En 2020 armamos un presupuesto con perspectiva de género, que decimos que está en construcción porque armar un presupuesto con perspectiva de género es transformar metodologías, conocimientos, estadísticas, procesos, que pueden ser cantidad de personas a las que te dirigís, o en construcción, cantidad de unidades producidas. Así que hay que transformar muchas metodologías y conseguir compromisos políticos para que se lleven adelante políticas que cierren brechas de desigualdad. Desde que se cerró el presupuesto nacional en 2020, que era para el 2021, con perspectiva de género lo que sí tuvimos es un efecto muy grande en las provincias. Hoy tenemos 16 provincias que trabajan con iniciativas de proyectos de presupuestos con perspectiva de género. La última en sumarse a principios de este mes, fue Salta. Hay algunas que ya han avanzado muchísimo, en Santa Fe, Buenos Aires tiene una ley. Hay provincias que han avanzado muchísimo y eso fortalece un proceso colectivo en el que se van afianzando las metodologías. A nivel nacional tuvimos el problema de que el presupuesto 2021 no se aprobó, también tenía perspectiva de género, porque también lo habíamos hecho en esa misma clave. Hoy se está por hacer una extensión de presupuesto por decreto. ¿Que tenga perspectiva de género qué significa? Que primero se haga un diagnóstico de la situación que muestra cuál es la situación económica de los segmentos en donde hay inconvenientes y dónde se pueda apuntalar. También habla de recaudación con perspectiva de género, porque hay impuestos que se fueron modificando para dar lugar a la disparidad que hay entre varones y mujeres en cuanto los ingresos, pero también Ganancias, que puedas tener una devolución por cuidado, es decir, cuando tengas que contratar un servicio de guardería, una persona que cuida en tu casa, que limpia, etc, antes era solamente una empleada doméstica, ahora es por cuidado de niñas y niños. Eso también lo podés deducir de Ganancias, en la parte de los gastos, en la parte de inversión y gastos del Estado, también tiene que ver cómo se recauda, pero tuvimos ese pequeño inconveniente el año pasado.

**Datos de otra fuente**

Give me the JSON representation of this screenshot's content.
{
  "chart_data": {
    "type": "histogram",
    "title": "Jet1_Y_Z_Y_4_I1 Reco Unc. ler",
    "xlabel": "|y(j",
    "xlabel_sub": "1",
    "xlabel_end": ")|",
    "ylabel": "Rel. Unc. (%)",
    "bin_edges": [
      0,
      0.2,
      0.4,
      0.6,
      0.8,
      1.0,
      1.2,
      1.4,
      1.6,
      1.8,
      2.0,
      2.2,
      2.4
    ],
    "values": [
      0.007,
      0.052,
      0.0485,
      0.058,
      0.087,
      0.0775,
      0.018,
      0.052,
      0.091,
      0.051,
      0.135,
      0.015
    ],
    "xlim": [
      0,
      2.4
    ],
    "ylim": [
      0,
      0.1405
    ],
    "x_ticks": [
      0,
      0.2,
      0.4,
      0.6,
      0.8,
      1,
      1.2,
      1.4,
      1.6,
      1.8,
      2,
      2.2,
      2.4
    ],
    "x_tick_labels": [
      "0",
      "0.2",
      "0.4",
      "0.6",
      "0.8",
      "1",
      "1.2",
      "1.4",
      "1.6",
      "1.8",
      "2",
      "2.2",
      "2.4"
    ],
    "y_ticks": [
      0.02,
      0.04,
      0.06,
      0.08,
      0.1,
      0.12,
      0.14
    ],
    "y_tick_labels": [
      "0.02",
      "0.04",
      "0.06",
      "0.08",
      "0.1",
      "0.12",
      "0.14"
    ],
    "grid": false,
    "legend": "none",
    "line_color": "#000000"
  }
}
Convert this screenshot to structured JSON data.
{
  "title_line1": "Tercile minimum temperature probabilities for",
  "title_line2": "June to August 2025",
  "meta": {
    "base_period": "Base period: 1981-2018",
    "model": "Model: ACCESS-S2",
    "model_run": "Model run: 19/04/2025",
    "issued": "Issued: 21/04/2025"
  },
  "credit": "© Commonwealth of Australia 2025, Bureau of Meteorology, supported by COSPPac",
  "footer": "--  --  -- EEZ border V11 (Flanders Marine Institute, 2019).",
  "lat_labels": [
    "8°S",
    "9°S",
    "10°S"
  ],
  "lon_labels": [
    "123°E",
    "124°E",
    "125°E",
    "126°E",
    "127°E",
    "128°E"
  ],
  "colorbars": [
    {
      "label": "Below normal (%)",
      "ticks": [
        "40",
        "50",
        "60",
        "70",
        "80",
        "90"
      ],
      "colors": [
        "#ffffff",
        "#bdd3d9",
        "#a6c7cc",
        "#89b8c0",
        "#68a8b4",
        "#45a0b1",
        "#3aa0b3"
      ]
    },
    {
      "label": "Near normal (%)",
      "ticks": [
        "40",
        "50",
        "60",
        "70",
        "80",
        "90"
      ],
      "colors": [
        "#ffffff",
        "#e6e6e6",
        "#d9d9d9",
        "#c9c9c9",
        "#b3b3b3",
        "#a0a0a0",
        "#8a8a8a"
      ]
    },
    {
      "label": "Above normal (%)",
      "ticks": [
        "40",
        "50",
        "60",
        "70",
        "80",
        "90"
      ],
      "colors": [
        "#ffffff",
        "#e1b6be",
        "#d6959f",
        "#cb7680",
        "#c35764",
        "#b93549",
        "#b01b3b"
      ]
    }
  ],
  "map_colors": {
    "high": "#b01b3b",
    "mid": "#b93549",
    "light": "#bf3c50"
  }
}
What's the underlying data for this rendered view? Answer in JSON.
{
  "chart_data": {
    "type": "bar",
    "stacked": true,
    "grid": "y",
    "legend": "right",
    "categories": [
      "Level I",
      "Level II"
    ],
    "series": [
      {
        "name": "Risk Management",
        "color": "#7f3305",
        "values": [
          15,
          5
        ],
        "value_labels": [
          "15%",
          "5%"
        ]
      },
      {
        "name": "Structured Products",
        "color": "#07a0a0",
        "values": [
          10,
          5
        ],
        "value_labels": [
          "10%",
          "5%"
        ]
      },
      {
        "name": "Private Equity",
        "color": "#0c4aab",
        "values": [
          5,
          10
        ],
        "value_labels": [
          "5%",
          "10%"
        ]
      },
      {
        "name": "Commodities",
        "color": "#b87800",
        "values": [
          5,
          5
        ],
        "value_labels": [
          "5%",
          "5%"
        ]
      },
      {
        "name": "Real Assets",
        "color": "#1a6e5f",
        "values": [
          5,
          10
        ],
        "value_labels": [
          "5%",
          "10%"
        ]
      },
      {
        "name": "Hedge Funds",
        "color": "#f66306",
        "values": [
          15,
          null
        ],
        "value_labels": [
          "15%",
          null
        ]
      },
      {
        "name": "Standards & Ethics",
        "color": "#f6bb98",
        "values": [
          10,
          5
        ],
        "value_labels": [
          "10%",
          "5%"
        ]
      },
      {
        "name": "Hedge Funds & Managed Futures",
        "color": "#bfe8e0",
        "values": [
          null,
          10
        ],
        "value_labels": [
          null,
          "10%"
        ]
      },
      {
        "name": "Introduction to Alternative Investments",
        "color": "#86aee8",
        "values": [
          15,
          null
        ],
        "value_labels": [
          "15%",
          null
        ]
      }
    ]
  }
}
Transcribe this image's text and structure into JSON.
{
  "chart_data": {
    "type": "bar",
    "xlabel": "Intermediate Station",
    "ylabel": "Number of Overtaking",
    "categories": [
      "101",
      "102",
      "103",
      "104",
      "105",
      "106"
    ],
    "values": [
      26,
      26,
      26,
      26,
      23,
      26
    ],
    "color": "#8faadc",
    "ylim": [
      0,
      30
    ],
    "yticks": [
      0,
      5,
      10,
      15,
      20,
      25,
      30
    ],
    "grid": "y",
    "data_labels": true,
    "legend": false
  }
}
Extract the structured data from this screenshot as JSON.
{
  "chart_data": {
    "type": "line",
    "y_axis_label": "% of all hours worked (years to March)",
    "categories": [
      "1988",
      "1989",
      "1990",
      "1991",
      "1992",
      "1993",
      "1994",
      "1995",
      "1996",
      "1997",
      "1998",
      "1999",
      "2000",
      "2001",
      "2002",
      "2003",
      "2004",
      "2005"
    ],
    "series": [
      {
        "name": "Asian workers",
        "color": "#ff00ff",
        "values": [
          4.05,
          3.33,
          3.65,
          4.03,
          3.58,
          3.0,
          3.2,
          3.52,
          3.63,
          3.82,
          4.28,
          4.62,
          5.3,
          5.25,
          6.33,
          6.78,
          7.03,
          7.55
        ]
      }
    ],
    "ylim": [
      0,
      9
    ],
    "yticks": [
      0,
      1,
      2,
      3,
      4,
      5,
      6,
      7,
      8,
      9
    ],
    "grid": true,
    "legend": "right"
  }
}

Argentina parece que está constantemente al borde del abismo, más allá de la perspectiva de género, más allá de tu mirada ¿qué opinas de esta situación?

Creo que estamos en una situación difícil a nivel del país, hay cuestiones políticas y económicas a nivel también mundial. Estamos saliendo -ojalá- de una pandemia, que trastrocó el paisaje productivo a nivel internacional, con una recuperación muy despareja, no solo entre varón/mujer, sino en sectores productivos. Hay sectores como el turismo y la cultura que recién se empezaron a recuperar a finales del año pasado en Argentina, pero hay lugares del mundo en que todavía no. Hoy Shangai en China tiene 16 millones de personas en cuarentena. A eso se le suma la guerra de Ucrania y Rusia, que afecta a la producción de combustibles, que afecta al precio de los alimentos. Hay algunas advertencias con respecto a este problema: António Guterres, el secretario general de la ONU, advierte sobre la inseguridad alimentaria. Dado que gran parte de lo que se produce en Ucrania y Rusia va a parar al fondo de alimentos que tiene la ONU, para países que están en crisis alimentaria, que son países africanos, países centroamericanos, países con refugiados por conflictos bélicos, o problemas de cambios climáticos como huracanes, ciclones, etc. Ellos están advirtiendo que la caída en la producción de alimentos afectará a los bolsones de alimentos que se utilizan para las crisis humanitarias, y va a dar lugar a problemas de hambruna. El Fondo Monetario Internacional, formó un fondo de resiliencia, la ONU también lo tiene, eso nos está alertando sobre una situación hacia 2023 con escasez de alimentos. En el invierno de Argentina se espera que haya conflictos con el acceso a la energía, entonces todos esos vectores hacen que tengamos que estar muy alertas, que haya más de un escenario para trabajar en las cuestiones económicas, donde si todo sale bien, bueno, pero si no sale tan bien, hay que tener las cosas para trabajar sobre la mesa. Creo que algunos problemas políticos están obstruyendo esos debates, que cuanto más rápido se solucionen esos problemas políticos mejor vamos a avanzar.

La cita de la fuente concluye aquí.